The Justice Department rarely checks references for potential law-enforcement hires as recommended by official groups that oversee personnel practices, according to a report released Thursday by the agency’s inspector general.
Those divisions made up 38 percent of the agency’s hiring in 2010, the report said.
The Office of Personnel Management and the Merit Systems Protection Board encourage all government agencies to use reference checks whenever selecting new employees.
Inspector General Michael E. Horowitz found that the Justice Department only requires that verification procedure for new attorney applicants. Even then, not all divisions within the agency follow protocol, the report said.

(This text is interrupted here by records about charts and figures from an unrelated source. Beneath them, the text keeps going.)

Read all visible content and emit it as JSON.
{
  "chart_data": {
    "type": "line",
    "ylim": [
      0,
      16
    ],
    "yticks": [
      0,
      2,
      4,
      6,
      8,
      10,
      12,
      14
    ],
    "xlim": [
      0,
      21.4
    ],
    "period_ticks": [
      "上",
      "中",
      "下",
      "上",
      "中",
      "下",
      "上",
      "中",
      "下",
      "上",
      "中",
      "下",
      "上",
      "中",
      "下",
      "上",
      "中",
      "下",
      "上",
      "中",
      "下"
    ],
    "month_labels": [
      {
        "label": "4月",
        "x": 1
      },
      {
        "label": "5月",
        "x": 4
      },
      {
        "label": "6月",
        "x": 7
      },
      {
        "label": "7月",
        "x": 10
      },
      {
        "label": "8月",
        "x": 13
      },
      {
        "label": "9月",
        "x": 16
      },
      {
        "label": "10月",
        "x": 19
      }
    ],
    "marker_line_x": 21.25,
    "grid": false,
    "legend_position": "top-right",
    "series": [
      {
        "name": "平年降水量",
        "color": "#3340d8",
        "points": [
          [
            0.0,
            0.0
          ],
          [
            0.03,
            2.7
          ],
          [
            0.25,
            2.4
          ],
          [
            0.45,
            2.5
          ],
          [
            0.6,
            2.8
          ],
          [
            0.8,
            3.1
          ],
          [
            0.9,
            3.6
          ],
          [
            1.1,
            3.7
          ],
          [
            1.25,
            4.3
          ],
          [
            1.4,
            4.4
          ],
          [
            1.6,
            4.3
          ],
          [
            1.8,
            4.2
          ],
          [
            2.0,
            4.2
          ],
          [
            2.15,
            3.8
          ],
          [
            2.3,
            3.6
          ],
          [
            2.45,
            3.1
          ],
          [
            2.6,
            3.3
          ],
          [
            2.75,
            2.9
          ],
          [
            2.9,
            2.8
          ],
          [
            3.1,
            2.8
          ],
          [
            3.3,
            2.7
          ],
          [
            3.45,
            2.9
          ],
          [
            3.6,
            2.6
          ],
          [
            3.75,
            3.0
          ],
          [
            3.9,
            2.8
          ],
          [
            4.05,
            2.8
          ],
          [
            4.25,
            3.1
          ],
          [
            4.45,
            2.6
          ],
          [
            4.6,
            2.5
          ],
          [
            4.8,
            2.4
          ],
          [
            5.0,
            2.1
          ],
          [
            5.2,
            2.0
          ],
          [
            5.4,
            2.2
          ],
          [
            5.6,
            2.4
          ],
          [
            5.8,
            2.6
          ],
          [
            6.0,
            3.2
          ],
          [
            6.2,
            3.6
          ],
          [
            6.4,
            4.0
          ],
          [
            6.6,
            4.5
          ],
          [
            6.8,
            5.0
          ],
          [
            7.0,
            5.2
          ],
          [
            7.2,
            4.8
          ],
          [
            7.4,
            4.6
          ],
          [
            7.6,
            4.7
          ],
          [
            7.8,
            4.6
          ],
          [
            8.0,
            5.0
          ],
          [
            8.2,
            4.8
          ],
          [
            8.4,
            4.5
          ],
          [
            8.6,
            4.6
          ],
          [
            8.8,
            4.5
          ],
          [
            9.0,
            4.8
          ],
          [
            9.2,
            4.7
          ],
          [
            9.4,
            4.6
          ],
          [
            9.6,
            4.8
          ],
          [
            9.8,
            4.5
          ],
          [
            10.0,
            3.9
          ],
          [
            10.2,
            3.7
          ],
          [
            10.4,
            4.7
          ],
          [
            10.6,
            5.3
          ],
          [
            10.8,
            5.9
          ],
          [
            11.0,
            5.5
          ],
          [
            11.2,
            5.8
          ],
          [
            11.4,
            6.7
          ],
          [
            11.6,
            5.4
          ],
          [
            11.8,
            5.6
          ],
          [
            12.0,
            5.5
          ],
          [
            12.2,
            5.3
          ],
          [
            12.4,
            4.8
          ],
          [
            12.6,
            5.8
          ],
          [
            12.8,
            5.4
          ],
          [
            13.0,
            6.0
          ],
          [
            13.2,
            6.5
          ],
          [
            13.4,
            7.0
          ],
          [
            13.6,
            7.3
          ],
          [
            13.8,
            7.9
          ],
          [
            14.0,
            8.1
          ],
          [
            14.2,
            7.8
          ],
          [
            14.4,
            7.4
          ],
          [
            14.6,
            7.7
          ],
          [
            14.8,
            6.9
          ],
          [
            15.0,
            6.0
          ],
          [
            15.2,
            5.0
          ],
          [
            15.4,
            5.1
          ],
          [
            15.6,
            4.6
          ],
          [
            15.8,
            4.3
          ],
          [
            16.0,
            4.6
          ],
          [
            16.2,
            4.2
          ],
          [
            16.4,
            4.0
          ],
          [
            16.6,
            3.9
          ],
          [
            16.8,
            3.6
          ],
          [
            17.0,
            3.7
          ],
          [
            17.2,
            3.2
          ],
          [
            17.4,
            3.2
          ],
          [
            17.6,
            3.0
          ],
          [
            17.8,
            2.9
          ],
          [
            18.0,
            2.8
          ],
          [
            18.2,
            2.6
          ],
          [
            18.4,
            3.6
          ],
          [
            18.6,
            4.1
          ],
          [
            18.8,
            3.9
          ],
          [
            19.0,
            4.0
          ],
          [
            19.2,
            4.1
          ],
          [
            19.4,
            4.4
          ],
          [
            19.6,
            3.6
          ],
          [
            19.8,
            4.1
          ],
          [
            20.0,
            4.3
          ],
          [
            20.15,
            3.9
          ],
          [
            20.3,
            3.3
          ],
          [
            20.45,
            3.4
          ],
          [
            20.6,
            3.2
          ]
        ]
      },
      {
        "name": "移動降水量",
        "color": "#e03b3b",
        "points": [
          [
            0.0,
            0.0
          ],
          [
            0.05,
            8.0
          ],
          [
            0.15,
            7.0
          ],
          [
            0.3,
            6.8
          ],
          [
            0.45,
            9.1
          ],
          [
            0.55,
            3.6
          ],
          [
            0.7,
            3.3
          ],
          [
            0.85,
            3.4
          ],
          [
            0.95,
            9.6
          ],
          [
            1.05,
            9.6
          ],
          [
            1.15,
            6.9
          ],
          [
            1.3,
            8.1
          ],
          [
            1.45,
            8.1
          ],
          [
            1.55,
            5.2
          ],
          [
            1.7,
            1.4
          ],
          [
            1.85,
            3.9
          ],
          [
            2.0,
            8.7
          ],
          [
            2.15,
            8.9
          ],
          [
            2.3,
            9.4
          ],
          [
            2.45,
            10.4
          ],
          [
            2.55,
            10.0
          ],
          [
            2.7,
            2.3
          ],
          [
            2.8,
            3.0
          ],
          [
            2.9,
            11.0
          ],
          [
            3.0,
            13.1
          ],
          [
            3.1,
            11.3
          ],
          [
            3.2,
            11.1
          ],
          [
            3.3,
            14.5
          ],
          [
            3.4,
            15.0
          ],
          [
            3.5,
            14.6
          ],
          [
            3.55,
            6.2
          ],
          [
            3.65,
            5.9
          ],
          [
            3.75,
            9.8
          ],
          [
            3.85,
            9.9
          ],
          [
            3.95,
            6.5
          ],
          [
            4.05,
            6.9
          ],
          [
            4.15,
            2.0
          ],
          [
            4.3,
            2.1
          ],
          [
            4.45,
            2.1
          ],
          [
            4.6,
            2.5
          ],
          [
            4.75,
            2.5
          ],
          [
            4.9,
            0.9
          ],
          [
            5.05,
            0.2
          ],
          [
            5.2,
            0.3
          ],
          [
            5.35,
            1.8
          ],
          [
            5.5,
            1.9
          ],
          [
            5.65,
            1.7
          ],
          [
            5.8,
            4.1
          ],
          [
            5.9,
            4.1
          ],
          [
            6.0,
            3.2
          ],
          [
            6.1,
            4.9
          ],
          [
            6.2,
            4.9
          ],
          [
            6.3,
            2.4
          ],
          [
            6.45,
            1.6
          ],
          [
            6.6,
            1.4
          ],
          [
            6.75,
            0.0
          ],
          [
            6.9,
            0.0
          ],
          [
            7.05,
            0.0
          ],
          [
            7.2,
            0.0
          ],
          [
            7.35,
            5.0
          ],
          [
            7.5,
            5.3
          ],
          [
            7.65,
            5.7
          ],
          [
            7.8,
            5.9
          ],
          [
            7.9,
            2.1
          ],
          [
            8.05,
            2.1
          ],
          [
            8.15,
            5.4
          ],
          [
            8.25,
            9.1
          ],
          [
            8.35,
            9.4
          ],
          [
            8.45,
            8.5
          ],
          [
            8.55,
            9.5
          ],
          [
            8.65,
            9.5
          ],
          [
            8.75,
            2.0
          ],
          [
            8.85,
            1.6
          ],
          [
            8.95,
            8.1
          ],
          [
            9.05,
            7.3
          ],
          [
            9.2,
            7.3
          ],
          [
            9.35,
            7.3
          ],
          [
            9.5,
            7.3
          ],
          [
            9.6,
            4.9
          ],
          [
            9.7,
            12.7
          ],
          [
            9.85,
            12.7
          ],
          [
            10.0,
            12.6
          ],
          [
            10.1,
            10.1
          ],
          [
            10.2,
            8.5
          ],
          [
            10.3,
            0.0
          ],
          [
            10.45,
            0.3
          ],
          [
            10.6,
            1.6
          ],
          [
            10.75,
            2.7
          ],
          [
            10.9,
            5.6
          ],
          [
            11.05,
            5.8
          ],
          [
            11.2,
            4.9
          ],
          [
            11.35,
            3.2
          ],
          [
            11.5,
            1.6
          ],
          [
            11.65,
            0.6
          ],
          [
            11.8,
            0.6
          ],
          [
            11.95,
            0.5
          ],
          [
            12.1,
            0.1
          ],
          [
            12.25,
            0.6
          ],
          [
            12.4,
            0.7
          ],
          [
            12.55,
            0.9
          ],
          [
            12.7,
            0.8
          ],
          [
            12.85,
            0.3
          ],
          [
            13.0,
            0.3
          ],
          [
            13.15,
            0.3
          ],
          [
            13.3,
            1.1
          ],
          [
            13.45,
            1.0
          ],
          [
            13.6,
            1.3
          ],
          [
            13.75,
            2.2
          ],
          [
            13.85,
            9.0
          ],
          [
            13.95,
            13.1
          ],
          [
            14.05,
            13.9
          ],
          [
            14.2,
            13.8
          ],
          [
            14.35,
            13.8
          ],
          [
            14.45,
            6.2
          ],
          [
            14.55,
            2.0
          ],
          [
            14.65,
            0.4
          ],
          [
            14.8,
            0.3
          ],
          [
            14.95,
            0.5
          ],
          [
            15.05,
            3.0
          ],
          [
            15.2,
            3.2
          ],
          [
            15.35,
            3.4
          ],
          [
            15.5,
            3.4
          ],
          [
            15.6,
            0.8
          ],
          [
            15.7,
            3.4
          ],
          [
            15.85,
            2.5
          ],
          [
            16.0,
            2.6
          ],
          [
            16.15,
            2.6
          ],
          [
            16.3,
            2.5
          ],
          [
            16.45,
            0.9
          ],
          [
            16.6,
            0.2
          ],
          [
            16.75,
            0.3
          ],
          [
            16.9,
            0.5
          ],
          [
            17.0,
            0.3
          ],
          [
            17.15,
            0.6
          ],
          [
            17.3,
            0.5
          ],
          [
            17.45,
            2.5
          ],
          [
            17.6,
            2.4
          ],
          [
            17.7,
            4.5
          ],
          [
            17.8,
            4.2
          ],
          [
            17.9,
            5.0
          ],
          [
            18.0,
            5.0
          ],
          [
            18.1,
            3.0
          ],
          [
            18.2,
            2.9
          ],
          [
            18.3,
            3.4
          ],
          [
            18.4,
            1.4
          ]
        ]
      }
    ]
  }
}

Only three out of 39 divisions have created written policies that provide clear reference-checking guidance for hiring officials, according to the analysis.
The inspector general noted that some hiring officials “are simply not bothering to check references,” concluding that inconsistencies within the department’s practices “create risk that components are not uniformly and thoroughly screening applicants.”
The OPM’s hiring-assessment manual says reference checks help verify the information applicants provide and allow managers to predict future job success of prospective employees.
An advisory report on federal hiring from the Merit System Protection Board says the practice can also reveal information that hiring officials wouldn’t otherwise identify through other selection procedures.
The inspector general recommended that the Justice Department place a greater emphasis on the need for hiring officials to follow the agency’s own reference-checking requirements. The report also said the department’s human resource division should develop agency-wide guidelines and provide periodic training for reference checking.
The Justice Department disagreed with an inspector general recommendation to post reference-checking tips from outside groups on the agency’s intranet system. Responding to the proposal, the human resources division said it would determine for itself whether “updating general reference guidance, as opposed to official Departmental guidance, is appropriate.”
The Justice Department concurred with the inspector general’s other suggestions.